Maybe that’s a good thing. 


Killing Vision

16 February 2021

We’ve done a couple of posts on the troubled relationship between the church body and the church corporation. The first one focused on the fact that these are two separate entities with conflicting needs. Another post addressed how to manage the two sets of needs properly.

In this post, I want to spotlight another area of conflict between the corporation and the body: vision. Inconvenient as it is for the corporation to expend its resources on the things most necessary for spiritual growth, it is even less convenient to empower the rank and file to hear and respond to God’s leading in their own lives.

They have a way of getting involved in their neighbors’ lives, their local elementary school, all kinds of things that take their time, effort, and money away from the corporation’s vision. And they make mistakes — mistakes a slick ecclesiastical professional wouldn’t make. Better they stuck to proper channels and put their effort into fulfilling the institution’s Five Year Plan.

If you’re gonna have a vision-directed institution in the manner of such churches, the very first order of business, oddly, is to kill off the vision in the congregation. Such an institution enlists its people in the vision cast by the corporate leadership, and crowds out opportunities for its people to hear God leading them, and respond to the opportunities He is giving them in their own lives. To be fair, not every church does this. But many do it half-consciously, and some churches are deliberately, ruthlessly effective at it. I’ve heard pastors bragging about it. I’ve heard conference speakers bragging about it to a roomful of pastors. (Not, happily, anyone in my city!)
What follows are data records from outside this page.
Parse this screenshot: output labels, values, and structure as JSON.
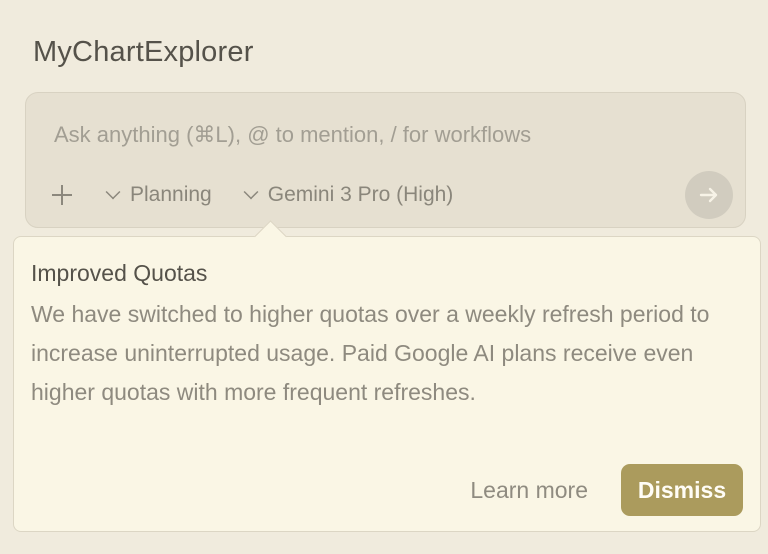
{
  "app": {
    "title": "MyChartExplorer"
  },
  "composer": {
    "placeholder": "Ask anything (⌘L), @ to mention, / for workflows",
    "mode_label": "Planning",
    "model_label": "Gemini 3 Pro (High)",
    "add_icon": "plus-icon",
    "send_icon": "arrow-right-icon"
  },
  "popup": {
    "title": "Improved Quotas",
    "body": "We have switched to higher quotas over a weekly refresh period to increase uninterrupted usage. Paid Google AI plans receive even higher quotas with more frequent refreshes.",
    "learn_more_label": "Learn more",
    "dismiss_label": "Dismiss"
  },
  "colors": {
    "background": "#f0ebdd",
    "composer": "#e6e0d1",
    "popup": "#faf6e5",
    "accent": "#ab9b5d"
  }
}
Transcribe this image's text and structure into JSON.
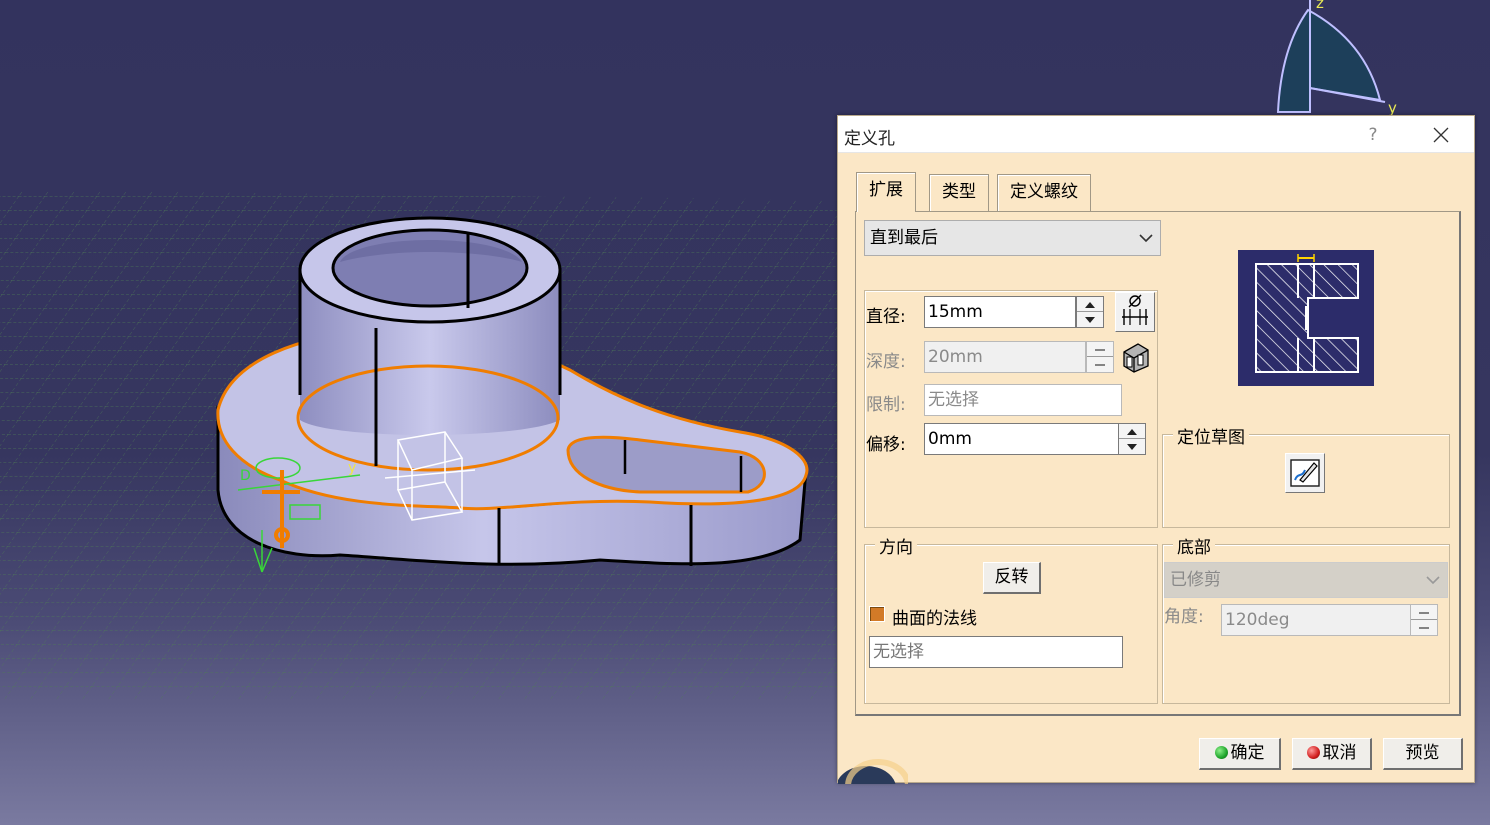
{
  "viewport": {
    "axis": {
      "z_label": "z",
      "y_label": "y"
    },
    "colors": {
      "background": "#33335e",
      "part_fill": "#b9b9df",
      "selection": "#f07d00",
      "grid": "#5a8a5a"
    }
  },
  "dialog": {
    "title": "定义孔",
    "help_label": "?",
    "tabs": [
      {
        "label": "扩展",
        "active": true
      },
      {
        "label": "类型",
        "active": false
      },
      {
        "label": "定义螺纹",
        "active": false
      }
    ],
    "extension_type": "直到最后",
    "diameter": {
      "label": "直径:",
      "value": "15mm"
    },
    "depth": {
      "label": "深度:",
      "value": "20mm",
      "enabled": false
    },
    "limit": {
      "label": "限制:",
      "value": "无选择",
      "enabled": false
    },
    "offset": {
      "label": "偏移:",
      "value": "0mm"
    },
    "positioning_sketch": {
      "title": "定位草图",
      "icon": "sketcher-icon"
    },
    "direction": {
      "title": "方向",
      "reverse_label": "反转",
      "surface_normal_label": "曲面的法线",
      "surface_normal_checked": true,
      "selection_value": "无选择"
    },
    "bottom": {
      "title": "底部",
      "type_value": "已修剪",
      "angle_label": "角度:",
      "angle_value": "120deg",
      "enabled": false
    },
    "buttons": {
      "ok_label": "确定",
      "cancel_label": "取消",
      "preview_label": "预览"
    },
    "colors": {
      "dialog_bg": "#fbe7c6",
      "ok_ball": "#1fa52b",
      "cancel_ball": "#d21f1f",
      "preview_image_bg": "#2c2c6a"
    }
  }
}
But no. You can’t schedule a revival. The Holy Spirit doesn’t have a booking agent you can call. The Wind that is the Spirit of God blows where He wills. He is gloriously, thoroughly untamed. He certainly does plan…but He doesn’t do your plan.

The best churches I know find ways to notice what God is doing among their people, and support it. In small fellowships like they had in NT times, that’s easy to do — you can’t not notice what God is doing in a group that size. In bigger, corporate-model churches, that’s harder to do, but by no means impossible. The really tough problem is that it’s harder to want to do.


Living with your results

9 February 2021

In my experience with grad schools, I’ve found that unfortunately, they mostly think of character formation as someone else’s job. The church should do it, or the students should find a mentor on their own, or…well, someone else, anyhow. The school focuses on knowledge, and somebody else can worry about the students’ character.

It makes a kind of sense. Grad schools are classrooms, doing what classrooms are good at: book knowledge, and lots of it. They’re sticking to their strengths. But the brutal truth is, the church looks to the schools to prepare people for ministry, and the schools expect someone else to handle the character component, because they’re not set up to do it. All too often, no one does the hard work of character development. Who loses? You do. And so does everyone you minister to for the first few years while you catch up…if you catch up.

Grad schools have the luxury of taking a hands-off approach to character formation because they don’t have to live with their results. You go to them for training, and then you leave, and become someone else’s problem.

Apprenticeships work differently. If we’re mentoring you, we have to live with your mistakes the whole time you’re with us. Also, we hope to keep some of our apprentices even when they’re ready to launch, because the harvest is plentiful around here, and we could use the help.